A 16-year-old young woman presented to clinic with a 5-year history of progressive swelling in her left calf. Multi-modality investigations including CT angiogram, MRI and MRA, and tissue biopsy confirmed a 4.2 cm × 5.6 cm × 7.2 cm hypervascular and heterogenous mass, with features of central necrosis, in the posterior compartment of the upper calf (Figure 4). The tumour mass was found to lie in the neurovascular plain, with multiple vessels feeding from the peroneal and posterior tibial arteries. The anterior tibial artery was uninvolved. Microscopy confirmed an alveolar soft part sarcoma.

Figure 4 Antero-lateral projection of reconstructed magnetic resonance angiogram of left proximal calf demonstrating the tumour mass in relation to adjacent vascular structures.

The surgical strategy involved pre-operative embolization of the feeder vessels as described. The following day, the tumour mass was resected en-bloc with concomitant vascular reconstruction. Popliteal and anterior tibial vessels were preserved. Peroneal and posterior tibial vessels were resected with tumour. The posterior tibial artery was revascularized from approximately 5 cm beyond its origin mid-calf using a reversed long saphenous vein graft harvested from the contralateral leg. Anastomosis was performed in an end-to-end fashion.
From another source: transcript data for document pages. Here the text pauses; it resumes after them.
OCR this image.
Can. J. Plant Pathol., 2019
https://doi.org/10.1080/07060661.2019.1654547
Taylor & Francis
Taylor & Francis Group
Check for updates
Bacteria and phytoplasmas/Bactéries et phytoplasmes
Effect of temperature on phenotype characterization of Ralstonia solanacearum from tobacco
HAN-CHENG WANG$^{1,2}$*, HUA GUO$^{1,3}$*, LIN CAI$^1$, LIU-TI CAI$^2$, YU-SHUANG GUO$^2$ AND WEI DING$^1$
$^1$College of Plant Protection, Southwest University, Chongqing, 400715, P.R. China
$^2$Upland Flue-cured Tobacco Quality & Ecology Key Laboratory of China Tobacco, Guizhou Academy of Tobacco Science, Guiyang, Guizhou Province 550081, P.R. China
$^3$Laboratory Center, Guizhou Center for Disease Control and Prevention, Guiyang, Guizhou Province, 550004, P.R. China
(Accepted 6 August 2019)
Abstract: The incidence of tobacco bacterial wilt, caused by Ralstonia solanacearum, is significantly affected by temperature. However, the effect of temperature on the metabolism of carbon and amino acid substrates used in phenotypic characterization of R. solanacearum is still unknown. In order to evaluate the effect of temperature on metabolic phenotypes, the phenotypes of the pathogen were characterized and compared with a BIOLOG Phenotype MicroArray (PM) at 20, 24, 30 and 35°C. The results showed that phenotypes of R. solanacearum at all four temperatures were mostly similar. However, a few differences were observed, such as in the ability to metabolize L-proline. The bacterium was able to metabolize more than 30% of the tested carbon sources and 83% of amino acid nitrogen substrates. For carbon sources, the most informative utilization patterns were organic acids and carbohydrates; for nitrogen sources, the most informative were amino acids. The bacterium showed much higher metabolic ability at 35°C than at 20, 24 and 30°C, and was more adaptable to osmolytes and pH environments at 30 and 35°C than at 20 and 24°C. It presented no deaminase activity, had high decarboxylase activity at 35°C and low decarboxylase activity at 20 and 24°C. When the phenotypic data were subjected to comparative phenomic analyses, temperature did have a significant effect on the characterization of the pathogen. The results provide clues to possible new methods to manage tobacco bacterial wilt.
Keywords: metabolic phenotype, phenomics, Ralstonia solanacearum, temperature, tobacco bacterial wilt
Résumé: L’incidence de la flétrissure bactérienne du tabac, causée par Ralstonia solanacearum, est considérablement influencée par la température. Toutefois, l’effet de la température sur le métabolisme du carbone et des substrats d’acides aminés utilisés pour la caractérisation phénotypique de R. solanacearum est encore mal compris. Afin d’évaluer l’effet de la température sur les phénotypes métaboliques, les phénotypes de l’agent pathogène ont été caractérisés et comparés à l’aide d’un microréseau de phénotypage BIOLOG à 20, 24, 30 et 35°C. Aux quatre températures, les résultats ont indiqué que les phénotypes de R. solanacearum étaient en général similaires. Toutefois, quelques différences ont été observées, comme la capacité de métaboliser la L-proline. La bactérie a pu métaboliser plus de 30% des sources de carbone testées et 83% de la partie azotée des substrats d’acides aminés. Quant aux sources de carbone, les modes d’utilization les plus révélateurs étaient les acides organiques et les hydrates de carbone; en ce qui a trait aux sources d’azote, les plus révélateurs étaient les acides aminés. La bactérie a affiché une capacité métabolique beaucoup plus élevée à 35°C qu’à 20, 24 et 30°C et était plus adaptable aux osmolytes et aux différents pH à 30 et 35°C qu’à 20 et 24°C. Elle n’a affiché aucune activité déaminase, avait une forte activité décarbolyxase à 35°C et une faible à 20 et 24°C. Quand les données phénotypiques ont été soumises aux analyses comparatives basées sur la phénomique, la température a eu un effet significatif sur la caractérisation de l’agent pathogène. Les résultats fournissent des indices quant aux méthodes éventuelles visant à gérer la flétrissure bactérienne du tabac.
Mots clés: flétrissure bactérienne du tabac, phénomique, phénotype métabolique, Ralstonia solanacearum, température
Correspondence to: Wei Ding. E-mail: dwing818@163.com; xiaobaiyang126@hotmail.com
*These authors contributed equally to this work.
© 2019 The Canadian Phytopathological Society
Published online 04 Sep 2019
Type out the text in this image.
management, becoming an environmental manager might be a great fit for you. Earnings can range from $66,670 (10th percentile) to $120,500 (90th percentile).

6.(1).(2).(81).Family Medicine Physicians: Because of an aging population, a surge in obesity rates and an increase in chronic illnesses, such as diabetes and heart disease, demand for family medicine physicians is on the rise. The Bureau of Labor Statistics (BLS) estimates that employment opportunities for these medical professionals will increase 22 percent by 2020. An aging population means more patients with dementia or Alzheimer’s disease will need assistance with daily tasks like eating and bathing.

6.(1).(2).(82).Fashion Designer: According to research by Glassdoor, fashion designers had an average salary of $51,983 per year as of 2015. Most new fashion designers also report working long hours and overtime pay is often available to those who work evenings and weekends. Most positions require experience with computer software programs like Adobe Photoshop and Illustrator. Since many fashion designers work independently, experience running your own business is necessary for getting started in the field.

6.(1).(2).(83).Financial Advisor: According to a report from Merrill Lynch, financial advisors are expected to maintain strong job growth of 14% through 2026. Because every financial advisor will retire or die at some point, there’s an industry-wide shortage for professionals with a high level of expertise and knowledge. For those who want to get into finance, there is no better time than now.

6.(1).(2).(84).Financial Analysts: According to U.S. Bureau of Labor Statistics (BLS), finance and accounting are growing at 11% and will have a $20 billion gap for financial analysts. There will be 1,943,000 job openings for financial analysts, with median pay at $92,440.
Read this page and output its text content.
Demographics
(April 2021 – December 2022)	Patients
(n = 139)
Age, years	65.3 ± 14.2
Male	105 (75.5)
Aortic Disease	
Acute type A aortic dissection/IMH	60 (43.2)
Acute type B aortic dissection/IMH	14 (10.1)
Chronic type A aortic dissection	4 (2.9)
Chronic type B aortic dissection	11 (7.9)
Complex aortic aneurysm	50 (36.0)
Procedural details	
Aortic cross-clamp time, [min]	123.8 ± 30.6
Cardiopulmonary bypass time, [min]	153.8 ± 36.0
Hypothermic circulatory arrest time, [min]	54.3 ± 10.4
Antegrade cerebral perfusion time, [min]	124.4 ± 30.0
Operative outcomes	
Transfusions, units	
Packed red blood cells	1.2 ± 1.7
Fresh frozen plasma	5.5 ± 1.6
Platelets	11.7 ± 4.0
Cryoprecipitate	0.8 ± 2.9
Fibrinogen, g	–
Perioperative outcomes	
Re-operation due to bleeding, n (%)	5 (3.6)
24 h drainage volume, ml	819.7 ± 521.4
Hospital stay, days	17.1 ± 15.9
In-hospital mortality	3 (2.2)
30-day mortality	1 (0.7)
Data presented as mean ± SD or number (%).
At the time of diagnosis, the patient was found to have lung metastases. She underwent adjuvant chemotherapy and radiotherapy to both lungs (19.5 Gy in 13 fractions) and to the tumour bed (50.4 Gy in 28 fractions). At 48 mo follow-up, the patient was well without further complications.

Case 3

A 56-year-old man presented with a 2-mo history of painless swelling in the right popliteal fossa. He had a history of having lentigo maligna excised from his ear some 5 mo earlier, but was otherwise healthy. MRI and MRA revealed a large soft tissue mass in the superior popliteal fossa measuring 8.5 cm × 7.8 cm × 4.5 cm in dimension. The tumour encased the popliteal artery for at least 270 degrees of its circumference over a distance of 8 cm (Figure 5). Subsequent biopsy revealed grade II stage IB leiomyosarcoma.

Figure 5 Histopathological specimen of tumour adjacent to vessel.

The patient received pre-operative radiotherapy (50 Gy in 25 fractions) before definitive surgical resection. Arterial reconstruction required reverse long saphenous vein graft with end-to-end anastomosis. Venous reconstruction was not necessary. Post-operatively, there were no major vascular complications.

CONCLUSION

Patients presenting with soft tissue sarcomas that involve major vascular structures represent a unique and complex cohort of patients. Advances in both orthopaedic and vascular surgery have made it possible to successfully resect these lesions and achieve limb-salvage while also maintaining reasonable function. A multidisciplinary approach with careful pre-operative evaluation is essential to improve outcome.

ACKNOWLEDGMENTS

The authors would like to thank Professor, Dr. med. Matthias Schwarzbach and Elsevier for kindly allowing us to use Figure 1 in the text.